Size matters. When a traveler in an antique land stumbles upon, let’s say, a sphinx towering from the sands of a desert, a part of the astonishment is the sheer scale of the thing. What impact would Richard Serra‘s Tilted Arc have had if it had been three feet long and sitting serenely on a display table at the Museum of Modern Art?
We’ve gotten used to monumental works, and some of the — what’s the best word: terror? — of the things has leeched out of our reactions. A giant typewriter eraser by Claes Oldenburg inspires other admirations (and, for a rising generation, a bit of head-scratching: what the heck’s a typewriter?), and as the Burj Khalifa pricks the sky 160 stories above Dubai, we think of our own iconic steel giants, the Empire State Building and the Chrysler Building, with warm, compact, nostalgic pleasure. Not the biggest of the big, we tell ourselves, but still the best of the big.
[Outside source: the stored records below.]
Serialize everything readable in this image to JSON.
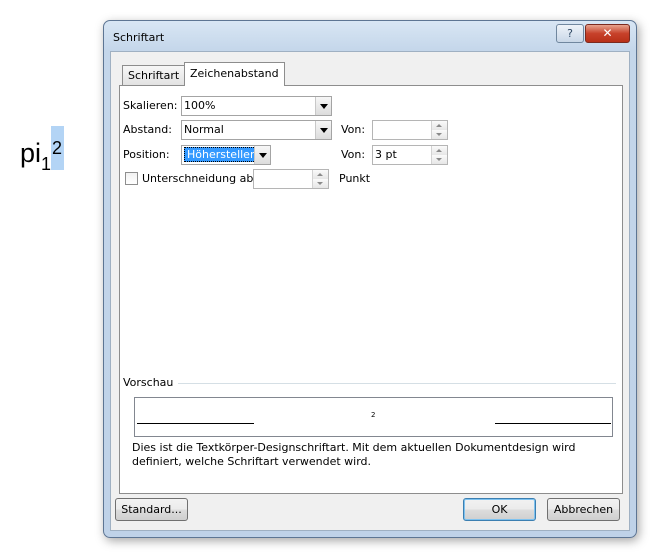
{
  "document": {
    "base": "pi",
    "subscript": "1",
    "superscript": "2"
  },
  "window": {
    "title": "Schriftart",
    "help_label": "?",
    "close_label": "✕"
  },
  "tabs": [
    {
      "label": "Schriftart",
      "active": false
    },
    {
      "label": "Zeichenabstand",
      "active": true
    }
  ],
  "fields": {
    "scale": {
      "label": "Skalieren:",
      "value": "100%"
    },
    "spacing": {
      "label": "Abstand:",
      "value": "Normal",
      "by_label": "Von:",
      "by_value": ""
    },
    "position": {
      "label": "Position:",
      "value": "Höherstellen",
      "by_label": "Von:",
      "by_value": "3 pt"
    },
    "kerning": {
      "label": "Unterschneidung ab:",
      "value": "",
      "unit": "Punkt",
      "checked": false
    }
  },
  "preview": {
    "label": "Vorschau",
    "sample": "2",
    "description": "Dies ist die Textkörper-Designschriftart. Mit dem aktuellen Dokumentdesign wird definiert, welche Schriftart verwendet wird."
  },
  "buttons": {
    "default_label": "Standard...",
    "ok_label": "OK",
    "cancel_label": "Abbrechen"
  },
  "colors": {
    "selection": "#3399ff",
    "title_gradient": "#c4d6ea",
    "close_button": "#c7412a"
  }
}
Bigness and pleasure struck me the other day as I entered the rotunda of the Portland Art Museum and came face to face with Jaume Plensa‘s massive 2009 sculpture In the Midst of Dreams. Make that face to face to face: Plensa’s lighted polyester piece, 35 feet long and 24 feet wide and more than 7 feet tall, consists of the large heads of three women “buried” on a bed of stones. It’s the first thing you see when you enter the museum’s new exhibit Disquieted, and I thought immediately, “This is the most fun this space has been in a long time.”
Fun? At an exhibition that is built around what its curator, Bruce Guenther, calls “the things that wake us up at nights. … the things that make us mutter in the streets”?